Chapter 3, Introducing AWS SDK for pandas: In this chapter, you will be introduced to the versatile capabilities of AWS Data Wrangler for data wrangling tasks on the AWS platform. This chapter will provide you with a comprehensive understanding of AWS Data Wrangler and how it can empower you to efficiently manipulate and prepare your data for analysis.
Chapter 4, Introduction to SageMaker Data Wrangler: In this chapter, you will discover the capabilities of Amazon SageMaker Data Wrangler for data wrangling tasks within the Amazon SageMaker ecosystem. This chapter will equip you with the knowledge and skills to leverage Amazon SageMaker Data Wrangler’s powerful features to efficiently preprocess and prepare your data for machine learning projects.
Chapter 5, Working with Amazon S3: In this chapter, you will delve into the world of Amazon Simple Storage Service (S3) and explore its vast potential for storing, organizing, and accessing your data. This chapter will provide you with a comprehensive understanding of Amazon S3 and how it can be leveraged for effective data management and manipulation.
Chapter 6, Working with AWS Glue: In this chapter, you will dive into the powerful capabilities of AWS Glue, a fully managed extract, transform, and load (ETL) service provided by AWS. This chapter will guide you through the process of leveraging AWS Glue to automate and streamline your data preparation and transformation workflows.

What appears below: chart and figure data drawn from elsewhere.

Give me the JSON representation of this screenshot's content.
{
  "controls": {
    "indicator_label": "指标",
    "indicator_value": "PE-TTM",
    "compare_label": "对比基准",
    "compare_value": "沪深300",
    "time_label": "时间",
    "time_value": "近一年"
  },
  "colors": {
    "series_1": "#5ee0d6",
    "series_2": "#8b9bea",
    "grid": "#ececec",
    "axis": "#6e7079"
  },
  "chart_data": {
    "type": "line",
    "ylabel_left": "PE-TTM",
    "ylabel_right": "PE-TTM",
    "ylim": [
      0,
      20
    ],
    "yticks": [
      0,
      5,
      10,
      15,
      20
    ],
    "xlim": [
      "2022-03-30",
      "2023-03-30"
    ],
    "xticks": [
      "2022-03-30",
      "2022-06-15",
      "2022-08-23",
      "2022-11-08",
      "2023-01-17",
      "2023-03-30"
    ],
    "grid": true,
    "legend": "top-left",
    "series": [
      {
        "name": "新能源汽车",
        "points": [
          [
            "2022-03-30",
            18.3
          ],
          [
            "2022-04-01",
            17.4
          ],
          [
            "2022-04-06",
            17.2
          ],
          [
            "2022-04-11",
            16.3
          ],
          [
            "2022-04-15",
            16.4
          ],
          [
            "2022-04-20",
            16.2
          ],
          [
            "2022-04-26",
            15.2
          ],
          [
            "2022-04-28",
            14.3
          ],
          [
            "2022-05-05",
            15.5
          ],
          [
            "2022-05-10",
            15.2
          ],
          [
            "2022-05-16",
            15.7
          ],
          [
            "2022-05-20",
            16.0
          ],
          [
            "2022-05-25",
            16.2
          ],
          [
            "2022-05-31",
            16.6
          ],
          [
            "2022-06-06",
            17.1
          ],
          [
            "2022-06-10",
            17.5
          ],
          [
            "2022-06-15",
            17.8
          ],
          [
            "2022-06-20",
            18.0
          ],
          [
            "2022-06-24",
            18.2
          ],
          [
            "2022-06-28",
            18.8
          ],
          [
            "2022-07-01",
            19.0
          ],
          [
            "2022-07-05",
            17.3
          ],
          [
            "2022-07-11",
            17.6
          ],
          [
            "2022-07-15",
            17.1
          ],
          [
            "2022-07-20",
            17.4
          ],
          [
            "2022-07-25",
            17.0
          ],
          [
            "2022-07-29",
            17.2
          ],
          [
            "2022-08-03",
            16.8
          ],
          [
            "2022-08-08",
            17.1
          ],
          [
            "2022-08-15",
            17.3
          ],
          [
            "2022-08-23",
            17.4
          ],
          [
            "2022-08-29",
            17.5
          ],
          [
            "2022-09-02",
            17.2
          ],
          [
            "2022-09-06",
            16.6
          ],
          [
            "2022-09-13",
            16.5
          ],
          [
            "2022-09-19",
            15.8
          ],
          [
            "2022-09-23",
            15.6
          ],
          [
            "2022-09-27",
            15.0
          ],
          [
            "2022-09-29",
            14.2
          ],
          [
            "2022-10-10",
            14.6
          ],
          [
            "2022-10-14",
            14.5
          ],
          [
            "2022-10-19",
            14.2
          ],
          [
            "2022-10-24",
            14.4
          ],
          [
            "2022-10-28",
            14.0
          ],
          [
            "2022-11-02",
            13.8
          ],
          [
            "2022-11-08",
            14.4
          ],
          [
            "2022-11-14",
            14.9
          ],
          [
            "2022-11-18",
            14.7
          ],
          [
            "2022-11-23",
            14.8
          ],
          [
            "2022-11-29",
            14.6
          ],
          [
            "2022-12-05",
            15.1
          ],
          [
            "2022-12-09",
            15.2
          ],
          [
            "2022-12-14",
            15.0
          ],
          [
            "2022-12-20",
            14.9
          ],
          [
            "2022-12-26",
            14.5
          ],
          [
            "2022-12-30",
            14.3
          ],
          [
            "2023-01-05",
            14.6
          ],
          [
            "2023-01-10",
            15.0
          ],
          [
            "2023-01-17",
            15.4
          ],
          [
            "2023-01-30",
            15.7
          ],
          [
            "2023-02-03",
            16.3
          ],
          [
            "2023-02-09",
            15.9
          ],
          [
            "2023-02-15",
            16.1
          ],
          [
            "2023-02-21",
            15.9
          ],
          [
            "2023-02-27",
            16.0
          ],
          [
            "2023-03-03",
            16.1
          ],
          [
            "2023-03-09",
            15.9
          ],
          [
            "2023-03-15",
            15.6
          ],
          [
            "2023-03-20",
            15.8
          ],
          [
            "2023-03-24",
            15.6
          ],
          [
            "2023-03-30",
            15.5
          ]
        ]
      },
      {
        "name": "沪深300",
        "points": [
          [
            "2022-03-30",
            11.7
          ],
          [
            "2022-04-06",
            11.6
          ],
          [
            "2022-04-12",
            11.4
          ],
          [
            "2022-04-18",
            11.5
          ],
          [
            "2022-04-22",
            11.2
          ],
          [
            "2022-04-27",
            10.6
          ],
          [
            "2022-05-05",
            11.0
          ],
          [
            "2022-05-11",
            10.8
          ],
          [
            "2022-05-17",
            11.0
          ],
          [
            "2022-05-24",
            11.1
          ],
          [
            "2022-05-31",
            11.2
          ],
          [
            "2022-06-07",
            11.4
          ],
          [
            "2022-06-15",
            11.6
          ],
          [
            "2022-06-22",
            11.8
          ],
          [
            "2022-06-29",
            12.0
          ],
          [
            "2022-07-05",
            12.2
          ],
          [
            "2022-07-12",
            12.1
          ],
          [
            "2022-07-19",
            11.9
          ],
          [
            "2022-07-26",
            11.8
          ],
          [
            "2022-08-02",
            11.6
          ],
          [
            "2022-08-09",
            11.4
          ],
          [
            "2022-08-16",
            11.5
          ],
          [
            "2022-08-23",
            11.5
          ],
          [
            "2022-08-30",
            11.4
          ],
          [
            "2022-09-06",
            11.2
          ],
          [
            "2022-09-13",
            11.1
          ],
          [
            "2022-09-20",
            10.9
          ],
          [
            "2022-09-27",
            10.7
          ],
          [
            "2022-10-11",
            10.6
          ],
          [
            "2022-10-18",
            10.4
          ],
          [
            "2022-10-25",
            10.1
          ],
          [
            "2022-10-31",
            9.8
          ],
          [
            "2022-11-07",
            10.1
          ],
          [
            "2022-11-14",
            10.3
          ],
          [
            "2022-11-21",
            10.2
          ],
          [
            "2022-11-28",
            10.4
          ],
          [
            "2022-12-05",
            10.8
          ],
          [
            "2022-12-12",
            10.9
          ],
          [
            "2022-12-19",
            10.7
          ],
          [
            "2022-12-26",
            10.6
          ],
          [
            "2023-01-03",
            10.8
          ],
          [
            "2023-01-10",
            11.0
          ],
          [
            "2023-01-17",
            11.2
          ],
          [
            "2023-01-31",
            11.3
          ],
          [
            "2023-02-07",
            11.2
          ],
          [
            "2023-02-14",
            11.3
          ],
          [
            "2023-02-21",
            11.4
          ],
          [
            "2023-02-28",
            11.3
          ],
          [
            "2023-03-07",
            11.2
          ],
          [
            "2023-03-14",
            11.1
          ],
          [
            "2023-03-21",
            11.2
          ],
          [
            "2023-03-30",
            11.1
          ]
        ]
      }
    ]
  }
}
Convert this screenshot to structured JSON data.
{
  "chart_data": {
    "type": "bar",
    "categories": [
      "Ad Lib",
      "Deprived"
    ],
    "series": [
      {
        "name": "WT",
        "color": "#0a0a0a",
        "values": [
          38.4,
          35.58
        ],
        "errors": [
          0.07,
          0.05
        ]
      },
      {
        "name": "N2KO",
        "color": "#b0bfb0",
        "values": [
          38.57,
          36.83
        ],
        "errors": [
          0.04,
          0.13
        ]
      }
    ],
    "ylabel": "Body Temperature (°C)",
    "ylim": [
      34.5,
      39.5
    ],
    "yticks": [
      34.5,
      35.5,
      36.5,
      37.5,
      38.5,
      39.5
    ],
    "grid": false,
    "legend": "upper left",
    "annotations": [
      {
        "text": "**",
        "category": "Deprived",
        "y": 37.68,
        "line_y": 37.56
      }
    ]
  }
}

Chapter 7, Working with Athena: In this chapter, you will explore the powerful capabilities of Amazon Athena, a serverless query service that enables you to analyze data directly in Amazon S3 using standard SQL queries. This chapter will guide you through the process of leveraging Amazon Athena to unlock valuable insights from your data, without the need for complex data processing infrastructure.
Chapter 8, Working with QuickSight: In this chapter, you will discover the power of Amazon QuickSight, a fast, cloud-powered business intelligence (BI) service provided by AWS. This chapter will guide you through the process of leveraging QuickSight to create interactive dashboards and visualizations, enabling you to gain valuable insights from your data.
Chapter 9, Building an End-to-End Data-Wrangling Pipeline with AWS SDK for Pandas: In this chapter, you will explore the powerful combination of AWS Data Wrangler and pandas, a popular Python library for data manipulation and analysis. This chapter will guide you through the process of leveraging pandas operations within AWS Data Wrangler to perform advanced data transformations and analysis on your datasets.
Chapter 10, Data Processing for Machine Learning with SageMaker Data Wrangler: In this chapter, you will delve into the world of machine learning (ML) data optimization using the powerful capabilities of AWS SageMaker Data Wrangler. This chapter will guide you through the process of leveraging SageMaker Data Wrangler to preprocess and prepare your data for ML projects, maximizing the performance and accuracy of your ML models.
Chapter 11, Data Lake Security and Monitoring: In this chapter, you will be introduced to Identity and Access Management (IAM) on AWS and how closely Data Wrangler integrates with AWS’ security features. We will show how you can interact directly with Amazon Cloudwatch logs, query against logs, and return the logs as a data frame.